Sus manidos tópicos siempre me habían irritado.

—Era un buen agente. Sé que era tu amigo. Pero no puedo permitir que vayas por la ciudad como un loco intentando cazar a su asesino. Te ordeno que te quedes en casa, asignaré otro agente a este caso…

Me volví hacia él.

—Era mi compañero. Es mío. Es mi investigación. Puedes asignar a quien te venga en gana.

Nebamón bizqueó y escupió.

—Intentaba ser agradable y compasivo en tu hora de necesidad y todo eso… y me lo has arrojado a la cara. De modo que escúchame con atención, Rahotep. Si me entero de que te entrometes en esto, ordenaré que te detengan y te encierren en la celda más oscura que pueda encontrar, y te dejaré allí para siempre, y hasta permitiré que algunos de los más entusiastas y menos escrupulosos miembros de los medjay te midan las costillas. ¿Queda claro?

La sangre ardía en mis manos.

—No tienes la menor intención de investigar esto, como tampoco has «investigado» los demás asesinatos. ¿Por qué?

Observé que le temblaban las delgadas venas azules de la piel arrugada que rodeaba sus ojos pequeños y brillantes.
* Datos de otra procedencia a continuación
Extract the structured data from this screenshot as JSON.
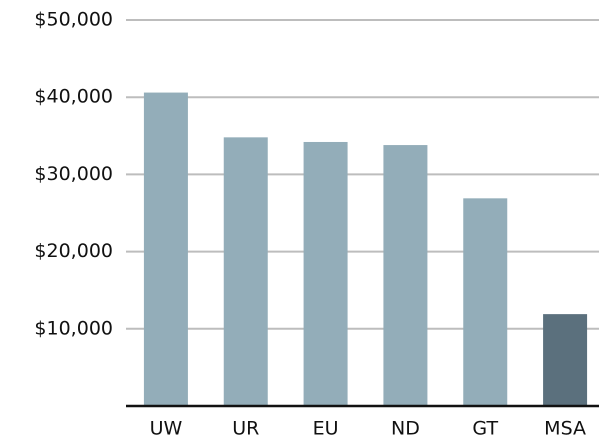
{
  "chart_data": {
    "type": "bar",
    "categories": [
      "UW",
      "UR",
      "EU",
      "ND",
      "GT",
      "MSA"
    ],
    "values": [
      40600,
      34800,
      34200,
      33800,
      26900,
      11900
    ],
    "colors": [
      "#93adb9",
      "#93adb9",
      "#93adb9",
      "#93adb9",
      "#93adb9",
      "#5b707d"
    ],
    "ylim": [
      0,
      50000
    ],
    "yticks": [
      {
        "value": 10000,
        "label": "$10,000"
      },
      {
        "value": 20000,
        "label": "$20,000"
      },
      {
        "value": 30000,
        "label": "$30,000"
      },
      {
        "value": 40000,
        "label": "$40,000"
      },
      {
        "value": 50000,
        "label": "$50,000"
      }
    ],
    "grid": true
  }
}
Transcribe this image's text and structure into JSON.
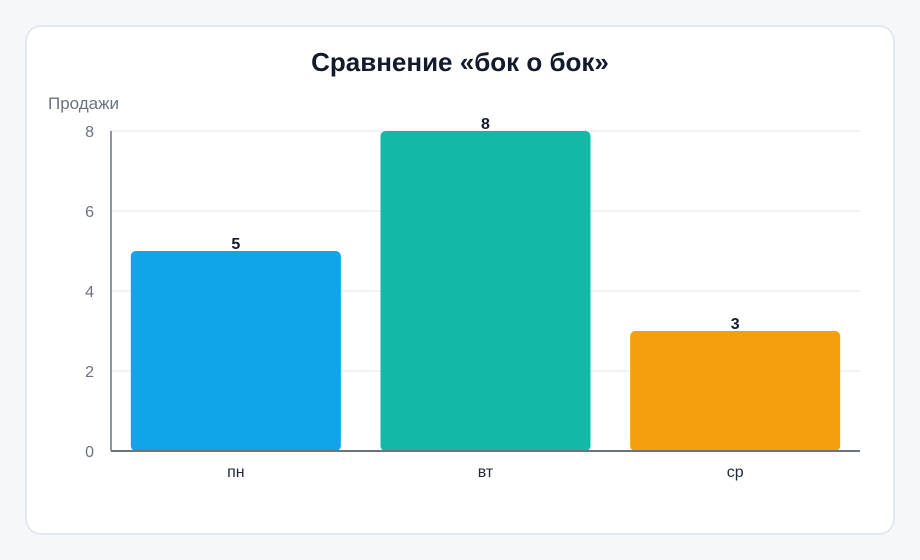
{
  "chart_data": {
    "type": "bar",
    "title": "Сравнение «бок о бок»",
    "xlabel": "",
    "ylabel": "Продажи",
    "categories": [
      "пн",
      "вт",
      "ср"
    ],
    "values": [
      5,
      8,
      3
    ],
    "colors": [
      "#10a5e9",
      "#14b8a6",
      "#f49f0b"
    ],
    "ylim": [
      0,
      8
    ],
    "yticks": [
      "0",
      "2",
      "4",
      "6",
      "8"
    ],
    "grid": true,
    "legend": "none"
  }
}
—Este tipo de acusaciones te costarán más de lo que supones —dijo, y me miró con frialdad.

—No tengo nada que perder. ¿Por qué te inquieto hasta tal punto que has dedicado los últimos años a despojarme de todo lo que es mío por derecho?

—Porque te consideras especial, Rahotep. Por lo visto, crees que puedes trabajar ciñéndote a un código de honor que te sitúa muy por encima del resto de nosotros. Pero ¿sabes una cosa? No eres especial. Tu honor es una farsa. Eres un fracasado. No tuve que hacer nada. Me limité a contemplar cómo convertías tu carrera en un chiste. He disfrutado del espectáculo. Pero estoy harto de ti, y ahora empiezas a lanzar acusaciones contra mí. Has ido demasiado lejos —rugió Nebamón.
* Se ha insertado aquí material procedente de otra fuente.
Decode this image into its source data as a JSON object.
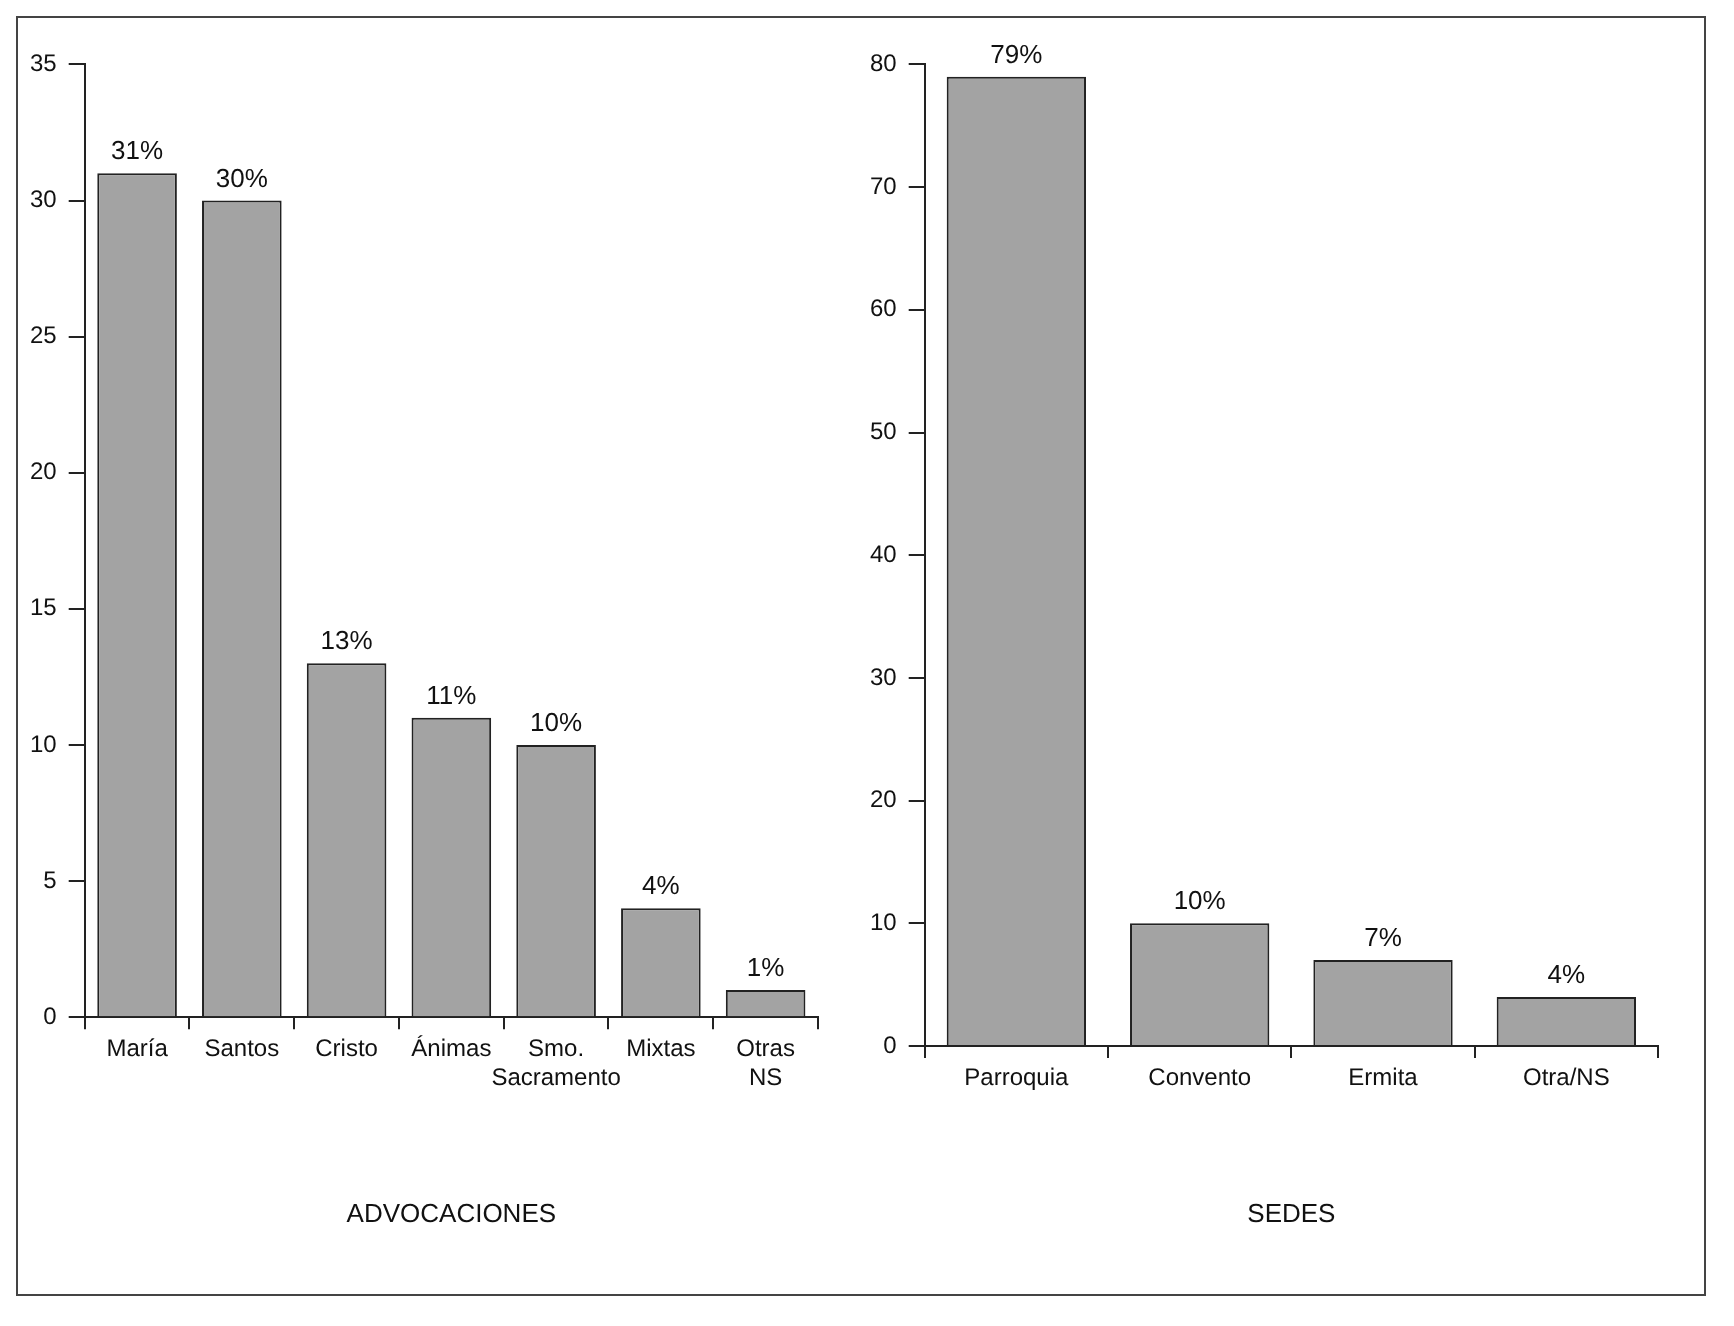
{
  "chart_data": [
    {
      "type": "bar",
      "xlabel": "ADVOCACIONES",
      "categories": [
        "María",
        "Santos",
        "Cristo",
        "Ánimas",
        "Smo. Sacramento",
        "Mixtas",
        "Otras NS"
      ],
      "values": [
        31,
        30,
        13,
        11,
        10,
        4,
        1
      ],
      "value_labels": [
        "31%",
        "30%",
        "13%",
        "11%",
        "10%",
        "4%",
        "1%"
      ],
      "color": "#a3a3a3",
      "ylim": [
        0,
        35
      ],
      "yticks": [
        0,
        5,
        10,
        15,
        20,
        25,
        30,
        35
      ],
      "grid": false,
      "legend": false
    },
    {
      "type": "bar",
      "xlabel": "SEDES",
      "categories": [
        "Parroquia",
        "Convento",
        "Ermita",
        "Otra/NS"
      ],
      "values": [
        79,
        10,
        7,
        4
      ],
      "value_labels": [
        "79%",
        "10%",
        "7%",
        "4%"
      ],
      "color": "#a3a3a3",
      "ylim": [
        0,
        80
      ],
      "yticks": [
        0,
        10,
        20,
        30,
        40,
        50,
        60,
        70,
        80
      ],
      "grid": false,
      "legend": false
    }
  ]
}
—Ponme a prueba —dije a propósito.

Alzó su dedo rechoncho hacia mí.

—Crees que todavía controlas la situación, ¿no? La verdad es que a nadie le importa. Estás solo. Menudo compañero habrás sido. No has hecho nada, y el que estaba haciendo el trabajo de verdad termina así.

Indicó con la cabeza los restos de Jety.

Solo me di cuenta de lo que había hecho cuando Nebamón retrocedió tambaleante, secándose la sangre del labio. Los demás agentes se acercaron corriendo, estúpidos como cabras, lanzando exclamaciones a causa de mi loca acción. Nebamón les indicó con un ademán que se alejaran, pero observé con intensa satisfacción que estaba furioso.
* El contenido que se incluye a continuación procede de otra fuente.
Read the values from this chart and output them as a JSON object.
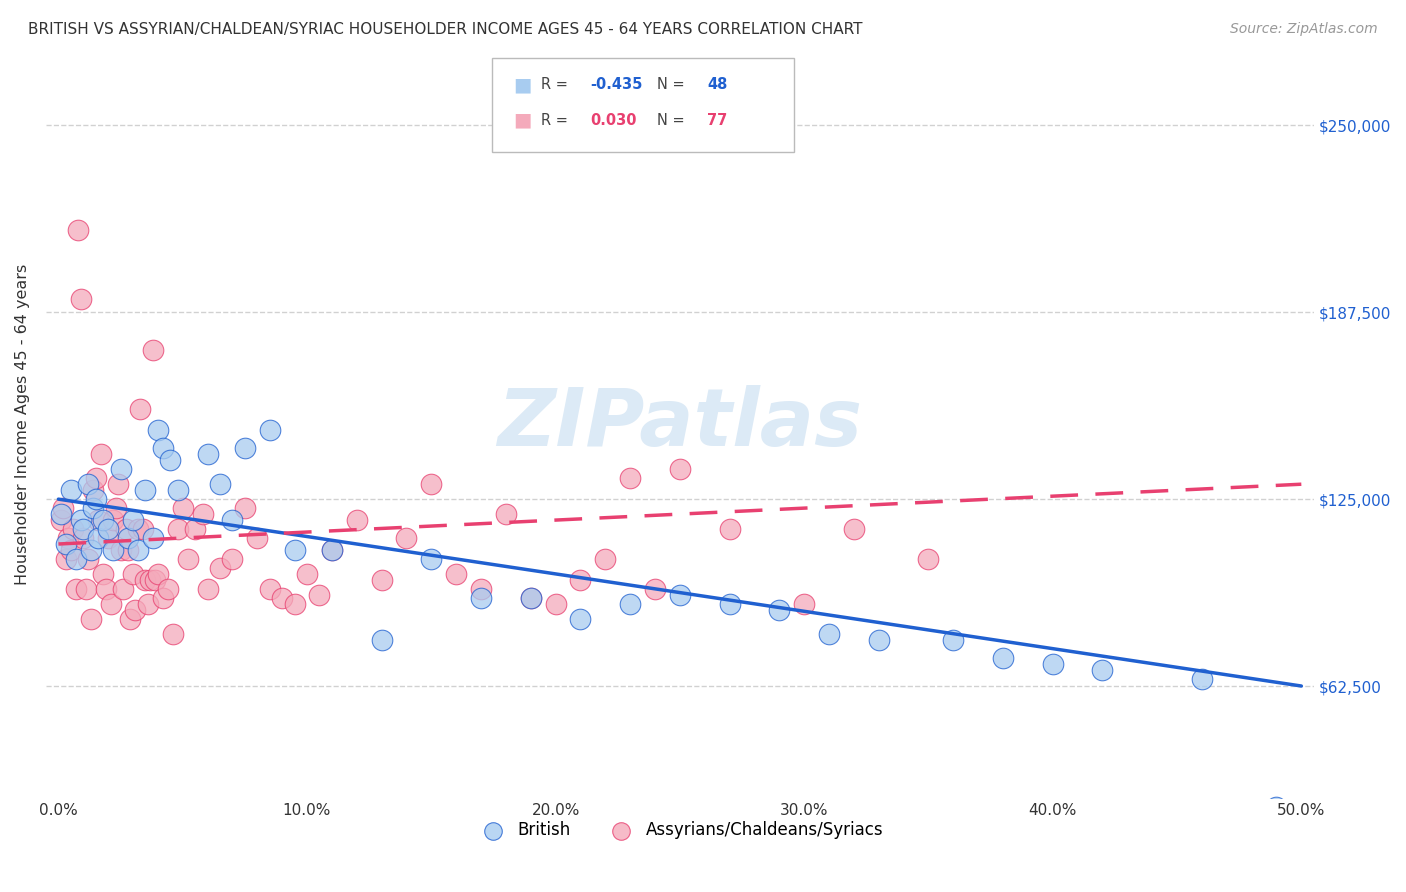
{
  "title": "BRITISH VS ASSYRIAN/CHALDEAN/SYRIAC HOUSEHOLDER INCOME AGES 45 - 64 YEARS CORRELATION CHART",
  "source": "Source: ZipAtlas.com",
  "ylabel": "Householder Income Ages 45 - 64 years",
  "xlim": [
    -0.005,
    0.505
  ],
  "ylim": [
    25000,
    275000
  ],
  "xtick_labels": [
    "0.0%",
    "10.0%",
    "20.0%",
    "30.0%",
    "40.0%",
    "50.0%"
  ],
  "xtick_vals": [
    0.0,
    0.1,
    0.2,
    0.3,
    0.4,
    0.5
  ],
  "ytick_vals": [
    62500,
    125000,
    187500,
    250000
  ],
  "ytick_labels": [
    "$62,500",
    "$125,000",
    "$187,500",
    "$250,000"
  ],
  "british_R": -0.435,
  "british_N": 48,
  "assyrian_R": 0.03,
  "assyrian_N": 77,
  "british_color": "#A8CCF0",
  "assyrian_color": "#F4AABB",
  "british_line_color": "#2060D0",
  "assyrian_line_color": "#E84070",
  "watermark": "ZIPatlas",
  "background_color": "#FFFFFF",
  "grid_color": "#CCCCCC",
  "british_x": [
    0.001,
    0.003,
    0.005,
    0.007,
    0.009,
    0.01,
    0.012,
    0.013,
    0.014,
    0.015,
    0.016,
    0.018,
    0.02,
    0.022,
    0.025,
    0.028,
    0.03,
    0.032,
    0.035,
    0.038,
    0.04,
    0.042,
    0.045,
    0.048,
    0.06,
    0.065,
    0.07,
    0.075,
    0.085,
    0.095,
    0.11,
    0.13,
    0.15,
    0.17,
    0.19,
    0.21,
    0.23,
    0.25,
    0.27,
    0.29,
    0.31,
    0.33,
    0.36,
    0.38,
    0.4,
    0.42,
    0.46,
    0.49
  ],
  "british_y": [
    120000,
    110000,
    128000,
    105000,
    118000,
    115000,
    130000,
    108000,
    122000,
    125000,
    112000,
    118000,
    115000,
    108000,
    135000,
    112000,
    118000,
    108000,
    128000,
    112000,
    148000,
    142000,
    138000,
    128000,
    140000,
    130000,
    118000,
    142000,
    148000,
    108000,
    108000,
    78000,
    105000,
    92000,
    92000,
    85000,
    90000,
    93000,
    90000,
    88000,
    80000,
    78000,
    78000,
    72000,
    70000,
    68000,
    65000,
    22000
  ],
  "assyrian_x": [
    0.001,
    0.002,
    0.003,
    0.004,
    0.005,
    0.006,
    0.007,
    0.008,
    0.009,
    0.01,
    0.011,
    0.012,
    0.013,
    0.014,
    0.015,
    0.016,
    0.017,
    0.018,
    0.019,
    0.02,
    0.021,
    0.022,
    0.023,
    0.024,
    0.025,
    0.026,
    0.027,
    0.028,
    0.029,
    0.03,
    0.031,
    0.032,
    0.033,
    0.034,
    0.035,
    0.036,
    0.037,
    0.038,
    0.039,
    0.04,
    0.042,
    0.044,
    0.046,
    0.048,
    0.05,
    0.052,
    0.055,
    0.058,
    0.06,
    0.065,
    0.07,
    0.075,
    0.08,
    0.085,
    0.09,
    0.095,
    0.1,
    0.105,
    0.11,
    0.12,
    0.13,
    0.14,
    0.15,
    0.16,
    0.17,
    0.18,
    0.19,
    0.2,
    0.21,
    0.22,
    0.23,
    0.24,
    0.25,
    0.27,
    0.3,
    0.32,
    0.35
  ],
  "assyrian_y": [
    118000,
    122000,
    105000,
    112000,
    108000,
    115000,
    95000,
    215000,
    192000,
    112000,
    95000,
    105000,
    85000,
    128000,
    132000,
    118000,
    140000,
    100000,
    95000,
    112000,
    90000,
    118000,
    122000,
    130000,
    108000,
    95000,
    115000,
    108000,
    85000,
    100000,
    88000,
    115000,
    155000,
    115000,
    98000,
    90000,
    98000,
    175000,
    98000,
    100000,
    92000,
    95000,
    80000,
    115000,
    122000,
    105000,
    115000,
    120000,
    95000,
    102000,
    105000,
    122000,
    112000,
    95000,
    92000,
    90000,
    100000,
    93000,
    108000,
    118000,
    98000,
    112000,
    130000,
    100000,
    95000,
    120000,
    92000,
    90000,
    98000,
    105000,
    132000,
    95000,
    135000,
    115000,
    90000,
    115000,
    105000
  ]
}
—Golpear a un oficial superior es motivo suficiente para la expulsión inmediata. Así que no te molestes en volver a la jefatura ni ahora ni nunca. ¡Lárgate!

Dio media vuelta, y entonces, como si se le hubiera ocurrido algo de repente, me llamó.

—Ah, me olvidaba. Hay una última cosa que sí puedes hacer. Decírselo a la esposa de Jety.

Y lanzó una carcajada.

9

Cuando Kiya me vio ante ella, su sonrisa murió al instante. Entrecerró la puerta mientras murmuraba «No no no no no» una y otra vez. Cuando paró, me quedé escuchando el terrible silencio al otro lado de la puerta. Dije su nombre en voz baja.